Hello again! Well ECP let me down. The website said they had 1 bottle of BSD remaining at my local store....however that was not the case. Ended up just getting some Demon Shine for now. Might look into the BSD again later, but wanted something for the weekend.

Anyway, I washed the car and used the Demon Shine, and I'm actually a little impressed with the results, looks good.

However, during the wash I noticed the lower 1/3 of the passenger side is more tar than it is paint!

So thought I should maybe try and remove this. Had a tiny amount of Autoglym Tar & Glue remover left which helped, but I didn't have enough to finish cleaning it all.

So was going to maybe get something for next weekend. Again, looking for a quick, easy (lazy) solution.
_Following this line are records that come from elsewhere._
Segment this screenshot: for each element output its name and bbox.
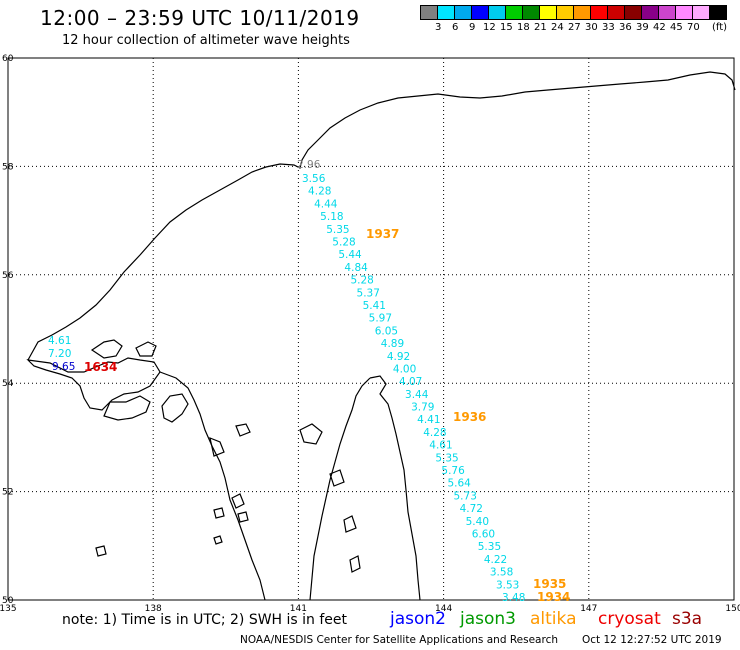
track-value-label: 4.07 — [399, 376, 422, 388]
color-scale-unit: (ft) — [712, 22, 728, 33]
lon-tick-label: 135 — [0, 604, 17, 614]
legend-label: 15 — [500, 22, 513, 33]
track-value-label: 6.60 — [472, 529, 495, 541]
track-value-label: 5.40 — [466, 516, 489, 528]
coastline — [26, 71, 736, 601]
pass-time-label: 1936 — [453, 410, 486, 424]
legend-label: 12 — [483, 22, 496, 33]
track-value-label: 5.35 — [478, 541, 501, 553]
track-value-label: 6.05 — [375, 325, 398, 337]
legend-label: 36 — [619, 22, 632, 33]
track-value-label: 3.48 — [502, 592, 525, 604]
graticule — [7, 57, 735, 601]
track-value-label: 5.64 — [447, 478, 471, 490]
axis-tick-labels: 135 138 141 144 147 150 50 52 54 56 58 60 — [0, 54, 740, 614]
pass-time-label: 1937 — [366, 227, 399, 241]
legend-label: 33 — [602, 22, 615, 33]
pass-time-label: 1934 — [537, 590, 570, 604]
legend-swatch — [709, 5, 727, 20]
legend-label: 45 — [670, 22, 683, 33]
lat-tick-label: 52 — [2, 488, 13, 498]
color-scale-legend — [420, 5, 727, 20]
lon-tick-label: 147 — [580, 604, 597, 614]
generated-timestamp: Oct 12 12:27:52 UTC 2019 — [582, 634, 722, 646]
map-subtitle: 12 hour collection of altimeter wave hei… — [62, 33, 350, 48]
track-value-label: 3.56 — [302, 173, 326, 185]
track-value-label: 7.20 — [48, 348, 71, 360]
track-value-label: 2.96 — [297, 159, 321, 171]
track-value-label: 4.28 — [308, 186, 331, 198]
legend-label: 39 — [636, 22, 649, 33]
color-scale-labels: 3 6 9 12 15 18 21 24 27 30 33 36 39 42 45 70 — [421, 22, 740, 36]
track-value-label: 5.37 — [357, 287, 380, 299]
legend-label: 30 — [585, 22, 598, 33]
track-value-label: 4.61 — [429, 440, 452, 452]
track-value-label: 5.41 — [363, 300, 386, 312]
track-value-label: 5.76 — [441, 465, 465, 477]
track-value-label: 4.44 — [314, 198, 338, 210]
track-value-label: 5.44 — [338, 249, 362, 261]
altimeter-track-main: 2.963.564.284.445.185.355.285.444.845.28… — [297, 159, 525, 604]
credit-line: NOAA/NESDIS Center for Satellite Applica… — [240, 634, 558, 646]
track-value-label: 4.61 — [48, 335, 71, 347]
track-value-label: 9.65 — [52, 361, 75, 373]
legend-label: 42 — [653, 22, 666, 33]
map-title: 12:00 – 23:59 UTC 10/11/2019 — [40, 6, 360, 30]
track-value-label: 3.53 — [496, 579, 519, 591]
track-value-label: 4.28 — [423, 427, 446, 439]
track-value-label: 4.89 — [381, 338, 404, 350]
satellite-jason2: jason2 — [390, 609, 446, 629]
legend-label: 3 — [435, 22, 442, 33]
lat-tick-label: 58 — [2, 162, 14, 172]
lat-tick-label: 54 — [2, 379, 14, 389]
legend-label: 18 — [517, 22, 530, 33]
track-value-label: 5.73 — [454, 490, 477, 502]
pass-time-label: 1935 — [533, 577, 566, 591]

So far I have come across CarPro TRIX (Tar & Iron remover). How do you guys rate this product? Does it work well? One thing that annoyed me with AG was that it sometimes seemed to struggle with larger tar spots. Will the CarPro allow me to simply spray on, let it dwell & wipe / rinse off?

Thanks


----------



## DrEskimo (Jan 7, 2016)

Generally agreed that both iron x and tar remover are better as separate products, rather than the combined one with Trix. I've tried Tardis, KKD TarTastic and EZ Tar remover. All worked really well. TarTastic was probably my fav.


----------



## Mcpx (Mar 15, 2016)

Trix looks tempting from a price perspective but I already have Angelwax Revelation which is superb on iron fallout and I have just ordered some TarX. I find that on my regularly maintained car I get very little to none fallout on the bodywork, or it doesn't stick to my lsp, but plenty of tar spots, while the wheels are vice versa, so I'd rather use individual products for specific areas.


----------